Here’s how I tell if someone is smarter than me– when they tell me something, I think to myself, “That makes perfect sense, and I never would have thought of it.”
Case in point:
I suspect a lot of people aren’t sure what’s the top idea in their mind at any given time. I’m often mistaken about it. I tend to think it’s the idea I’d want to be the top one, rather than the one that is. But it’s easy to figure this out: just take a shower. What topic do your thoughts keep returning to? If it’s not what you want to be thinking about, you may want to change something.
Another part of his essay stuck out to me:
I’ve found there are two types of thoughts especially worth avoiding… thoughts about money. Getting money is almost by definition an attention sink. The other is disputes. These too are engaging in the wrong way: they have the same velcro-like shape as genuinely interesting ideas, but without the substance. So avoid disputes if you want to get real work done.
Interesting, but what really caught my eye is the footnote to that paragraph–
Corollary: Avoid becoming an administrator, or your job will consist of dealing with money and disputes.
Then it hit me. This is what I do every day.
I mean, I don’t deal with budgets, it’s true. But I’m always aware of the kind of money I’m spending. As a general rule, when the boss asks for a price on something, you need to find three or four options at different rates.
Now, it is not a PA’s job to handle disputes.
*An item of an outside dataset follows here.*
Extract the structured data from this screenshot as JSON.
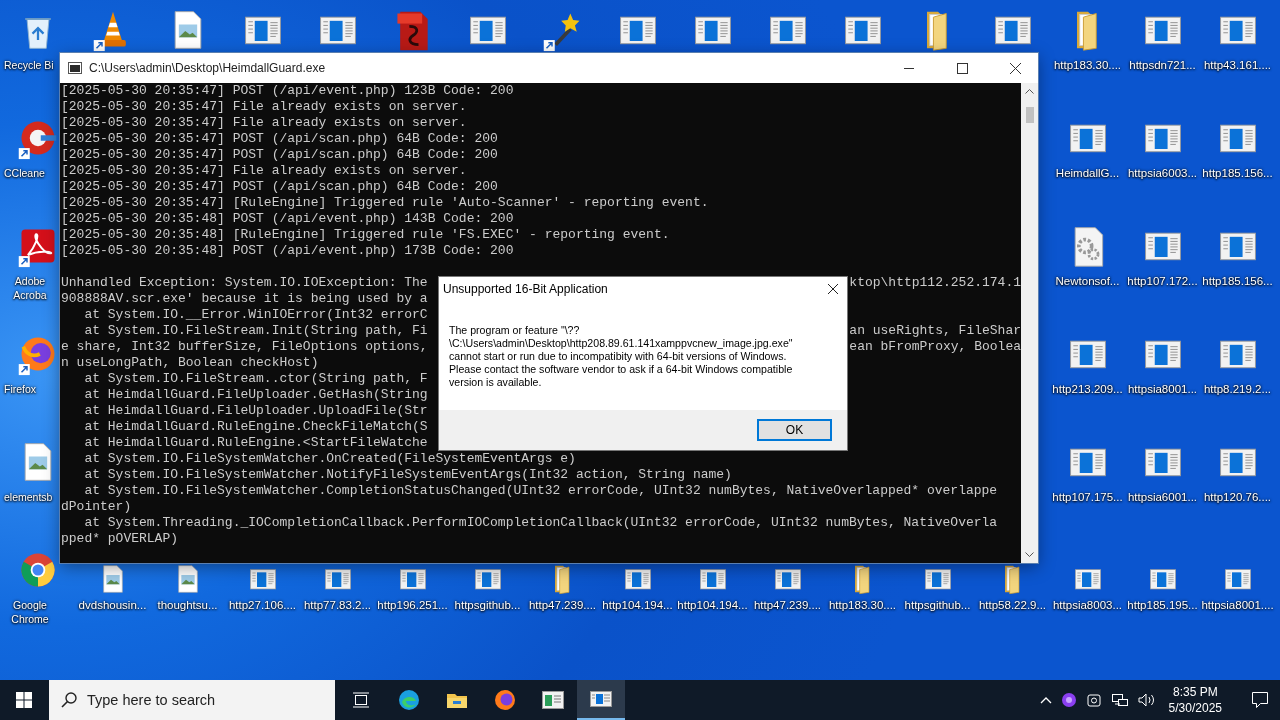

When someone starts arguing with you about some directive handed down from on high, it’s perfectly reasonable to pass the buck on to your boss. It’s one of the few advantages to being on the bottom.
This is not the best way to be spending my mental energy. I should be thinking about one of the scripts I’m writing, or the short I’m filming, or the blog I’m writing.
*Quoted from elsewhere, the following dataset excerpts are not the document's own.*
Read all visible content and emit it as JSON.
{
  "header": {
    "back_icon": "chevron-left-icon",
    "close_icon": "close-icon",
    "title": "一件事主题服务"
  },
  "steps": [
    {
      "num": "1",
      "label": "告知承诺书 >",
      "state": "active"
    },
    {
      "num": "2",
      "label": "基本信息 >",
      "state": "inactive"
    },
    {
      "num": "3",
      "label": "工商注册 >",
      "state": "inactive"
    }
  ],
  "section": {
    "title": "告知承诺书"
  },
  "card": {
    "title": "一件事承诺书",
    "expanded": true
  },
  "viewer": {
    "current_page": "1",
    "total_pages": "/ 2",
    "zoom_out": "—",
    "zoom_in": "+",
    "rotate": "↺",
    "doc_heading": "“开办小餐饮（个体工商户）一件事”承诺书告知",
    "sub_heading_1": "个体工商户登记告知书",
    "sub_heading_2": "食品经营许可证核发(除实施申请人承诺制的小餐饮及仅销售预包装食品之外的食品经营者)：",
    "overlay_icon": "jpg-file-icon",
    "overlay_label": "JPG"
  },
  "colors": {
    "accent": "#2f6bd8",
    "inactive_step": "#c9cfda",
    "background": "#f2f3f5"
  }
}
Now, part of the problem is my own attitude, and that’s something I’ll have to deal with. But part of the problem is that I deal with stupid shit eight to twelve hours a day. Of course I think about the job when I’m in the shower. Hell, sometimes I dream about filing paperwork.
This is why I don’t want to be an AD or coordinator. Administration, in the sense that Graham is writing, will consume my life, and I’ll lose any ability to be creative.
After reading this essay, it makes me wonder if I should quit altogether, and focus on writing full time. Sure, everyone has to deal with stupid bullshit in their life, but production assistants get it worse than most.
I always saw the job as a stepping stone to better things. Something to be tolerated until I got promoted. “The Top Idea in Your Mind” has got me thinking that maybe this job is actually counter-productive. I’m wasting my brain on a job that a monkey could do.
Maybe I should let them find another monkey.